This matter comes before the Court on Plaintiff's Motion to Strike Defendant City of Elgin' s Seventh Affirmative Defense. For the reasons stated herein, the Court DENIES Plaintiff's Motion.


On December 22, 1999, Plaintiff Daniel Johnson filed a four-count amended complaint against the City of Elgin and four officers in its police department. Plaintiff was employed by the City of Elgin as a police officer until he was terminated on June 22, 1999. Plaintiff claims that his termination resulted from discrimination in violation of Title VII.

On February 4, 2000, the City of Elgin filed its Answer to the amended complaint. Then on October 26, 2000, all the Defendants filed their "Amended Answer to Amended Complaint." In this Answer, they plead 7 affirmative defenses. The seventh affirmative defense states:

Plaintiff is not entitled to any relief for the period after August 29, 2000, when the City discovered that Plaintiff knew but failed to report to the city that a witness had lied to the City in the investigation of Plaintiff's conduct, a matter for which Plaintiff would have been discharged.

Plaintiff has moved to strike this affirmative defense pursuant to FED.R.CIV.P. 12(c).


FED.R.CIV.P. 12(c) provides in relevant part: "Upon motion made by a party . . . the court may order stricken from any pleading any insufficient defense or any redundant, immaterial, impertinent, or scandalous matter."

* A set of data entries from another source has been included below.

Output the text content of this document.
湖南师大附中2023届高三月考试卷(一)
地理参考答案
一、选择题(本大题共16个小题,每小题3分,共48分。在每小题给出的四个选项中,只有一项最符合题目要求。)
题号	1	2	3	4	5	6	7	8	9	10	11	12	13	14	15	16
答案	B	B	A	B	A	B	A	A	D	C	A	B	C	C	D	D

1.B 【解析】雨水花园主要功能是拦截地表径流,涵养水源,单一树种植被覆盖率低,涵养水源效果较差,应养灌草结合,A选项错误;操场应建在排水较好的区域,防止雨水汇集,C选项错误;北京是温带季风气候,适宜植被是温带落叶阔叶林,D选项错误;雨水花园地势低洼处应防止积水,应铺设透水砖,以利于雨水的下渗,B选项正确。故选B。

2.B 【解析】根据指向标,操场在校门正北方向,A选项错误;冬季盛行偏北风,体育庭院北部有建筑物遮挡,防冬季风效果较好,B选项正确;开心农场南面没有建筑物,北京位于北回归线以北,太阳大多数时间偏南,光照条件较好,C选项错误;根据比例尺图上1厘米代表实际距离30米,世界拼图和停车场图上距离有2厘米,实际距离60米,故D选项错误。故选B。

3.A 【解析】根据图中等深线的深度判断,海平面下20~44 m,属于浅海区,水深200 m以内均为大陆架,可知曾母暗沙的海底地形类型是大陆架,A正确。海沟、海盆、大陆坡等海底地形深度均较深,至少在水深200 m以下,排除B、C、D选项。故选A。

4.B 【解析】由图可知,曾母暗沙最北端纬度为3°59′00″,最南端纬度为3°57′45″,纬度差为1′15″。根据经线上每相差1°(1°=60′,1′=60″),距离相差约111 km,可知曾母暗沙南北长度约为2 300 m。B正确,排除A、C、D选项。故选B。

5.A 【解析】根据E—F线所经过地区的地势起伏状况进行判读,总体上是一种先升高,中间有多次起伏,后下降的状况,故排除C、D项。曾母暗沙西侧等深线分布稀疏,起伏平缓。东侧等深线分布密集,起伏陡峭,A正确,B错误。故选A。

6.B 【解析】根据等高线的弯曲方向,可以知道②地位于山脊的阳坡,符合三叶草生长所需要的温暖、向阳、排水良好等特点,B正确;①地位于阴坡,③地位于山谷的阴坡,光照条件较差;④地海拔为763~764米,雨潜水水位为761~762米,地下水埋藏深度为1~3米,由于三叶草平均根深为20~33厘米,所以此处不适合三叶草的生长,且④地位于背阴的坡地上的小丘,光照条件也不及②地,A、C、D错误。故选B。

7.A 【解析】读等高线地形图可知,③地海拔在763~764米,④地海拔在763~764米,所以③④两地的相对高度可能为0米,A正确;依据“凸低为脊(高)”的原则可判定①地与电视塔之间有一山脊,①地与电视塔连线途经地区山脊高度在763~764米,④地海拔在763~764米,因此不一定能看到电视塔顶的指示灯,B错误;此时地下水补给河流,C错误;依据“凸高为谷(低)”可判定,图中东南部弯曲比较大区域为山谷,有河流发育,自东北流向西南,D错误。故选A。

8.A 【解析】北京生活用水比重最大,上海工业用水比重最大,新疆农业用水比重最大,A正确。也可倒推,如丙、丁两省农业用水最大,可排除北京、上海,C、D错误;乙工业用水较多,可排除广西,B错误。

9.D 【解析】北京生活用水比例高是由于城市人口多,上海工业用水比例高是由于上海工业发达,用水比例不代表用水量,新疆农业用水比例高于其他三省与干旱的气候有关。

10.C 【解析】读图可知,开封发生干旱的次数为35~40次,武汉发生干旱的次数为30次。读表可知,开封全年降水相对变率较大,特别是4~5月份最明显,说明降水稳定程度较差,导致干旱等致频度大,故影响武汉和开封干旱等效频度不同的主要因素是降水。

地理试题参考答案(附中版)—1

When considering an affirmative defense subject to a motion to strike, district courts follow a three-part test:

(1) the matter must be properly pleaded as an affirmative defense; (2) the matter must be adequately pleaded under the requirements of Federal Rules of Civil Procedure 8 and 9; and (3) the matter must withstand a Rule 12(b)(6) challenge — in other words, if it is impossible for defendants to prove a set of facts in support of the affirmative defense that would defeat the complaint, the matter must be stricken as legally insufficient.
Reynalds v. S.R.G. Restaurant Group, 119 F. Supp.2d 800, 802 (N.D.Ill 2000)(Alesia, J.).

Motions to strike affirmative defenses are generally disfavored because they potentially serve only to cause delay. Helter Financial, Inc. v. Midwhey Powder Co., Inc., 883 F.2d 1286, 1293 (7th Cir. 1989). "Affirmative defenses will be stricken only when they are insufficient on the face of the pleadings." Id. "Ordinarily, defenses will not be struck if they are sufficient as a matter of law or if they present questions of law or fact." Id.


Plaintiff has moved to strike Defendants' seventh affirmative defense because it is allegedly "[l]egally and factually insufficient on it face, and is based upon frivolous and completely unsupported allegations." (Def. Mot. 2).

In Defendants' seventh affirmative defense, they seek to plead an "after-acquired evidence defense." The Seventh Circuit explained the "after-acquired evidence defense" in Sheehan v. Donlen Corporation, 173 F.3d 1039, 1046 (7th Cir. 1999). It explained:

An employer may be found liable for employment discrimination, but if the employer later — typically in discovery — turns up evidence of employee wrongdoing which would have led to the employee's discharge, then the employee's right to back pay is limited to the period before the discovery of this after-acquired evidence.

In his Motion to Strike, Plaintiff has attacked Defendants' ability to prove his defense. He argues that Defendants "have not and cannot produce evidence." Plaintiff has in turn laid out the facts which allegedly show that the defense lacks merit. (Def. Mot. 3). However, it would be inappropriate for this Court to consider the Defendants' factual proof for their defense when construing a motion to strike.

Defendants have adequately plead both elements of their affirmative defense under the Federal Rules of Evidence. To properly plead this defense, Defendants must allege: (1) existence of after-acquired evidence of employee-wrongdoing and (2) this wrongdoing would have lead to employee's dismissal. They have done both in their Answer. They have alleged that Plaintiff engaged in wrongdoing when he failed to notify the Department that a witness had lied. Furthermore, they have properly alleged that this failure would have resulted in Plaintiff's rightful termination had it been discovered. Questions regarding whether the Department knew of this lie or whether it would have actually resulted in Plaintiff's firing are properly considered in a Motion for Summary Judgment or at trial, when the Court may consider Defendants' factual support.


For the reasons stated herein, Plaintiff's Motion to strike is DENIED.